Money "creation" is often negatively associated with deficit spending while taxes are assumed to be recycled to new spending and that spending is viewed more favorably. The processes for each are not even related as tax collection destroys "money" as it enters the government sector and encounters the debt that created it.
People who understand spreadsheet accounting and sectoral balance should understand this process instinctively, but they often don't make the connections. Tax "revenue" is a misnomer when applied to new spending. It can only be used once and doesn't survive its first order process of reducing the debt from which all currency originates. This leaves all new spending as "new money" with no distinction made for revenue or deficit funding.
Debt and revenue cannot exist in the same sector of accounting. They cancel each other. Since all money is a product of debt, (beginning as a tax credit in the public sector and not becoming "money" until it is spent into the private sector) all revenue is dedicated to reducing that debt. The federal government never actually "has" money, as it doesn't need it to spend. It decrees money into existence and the Fed marks up the appropriate accounts to receive the money via keystrokes on computers.

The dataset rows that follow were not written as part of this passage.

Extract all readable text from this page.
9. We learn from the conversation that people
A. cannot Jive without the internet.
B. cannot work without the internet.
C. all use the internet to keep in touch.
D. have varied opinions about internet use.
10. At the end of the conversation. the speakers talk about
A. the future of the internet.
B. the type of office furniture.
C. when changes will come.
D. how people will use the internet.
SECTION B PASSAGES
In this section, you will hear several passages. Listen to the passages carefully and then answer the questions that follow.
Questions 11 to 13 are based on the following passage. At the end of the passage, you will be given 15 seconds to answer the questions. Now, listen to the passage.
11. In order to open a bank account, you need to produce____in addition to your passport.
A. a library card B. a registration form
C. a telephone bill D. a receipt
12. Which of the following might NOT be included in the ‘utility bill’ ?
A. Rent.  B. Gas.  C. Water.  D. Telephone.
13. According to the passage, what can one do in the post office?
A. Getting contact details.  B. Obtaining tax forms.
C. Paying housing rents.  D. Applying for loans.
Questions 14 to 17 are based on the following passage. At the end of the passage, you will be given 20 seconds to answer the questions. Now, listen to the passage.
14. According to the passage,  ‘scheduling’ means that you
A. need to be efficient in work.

At the same time, it marks up the debt on the Treasury's account ledger so it always reflects the number of dollars in circulation. This is not a number that the private sector is responsible to "pay off", now or in the future. It is a record of payments the government made to the private sector for resources and labor it deployed for its own use. If the "budget" were to be "balanced" all payments made for those would be clawed back by taxation, effectively stolen from the private sector economy.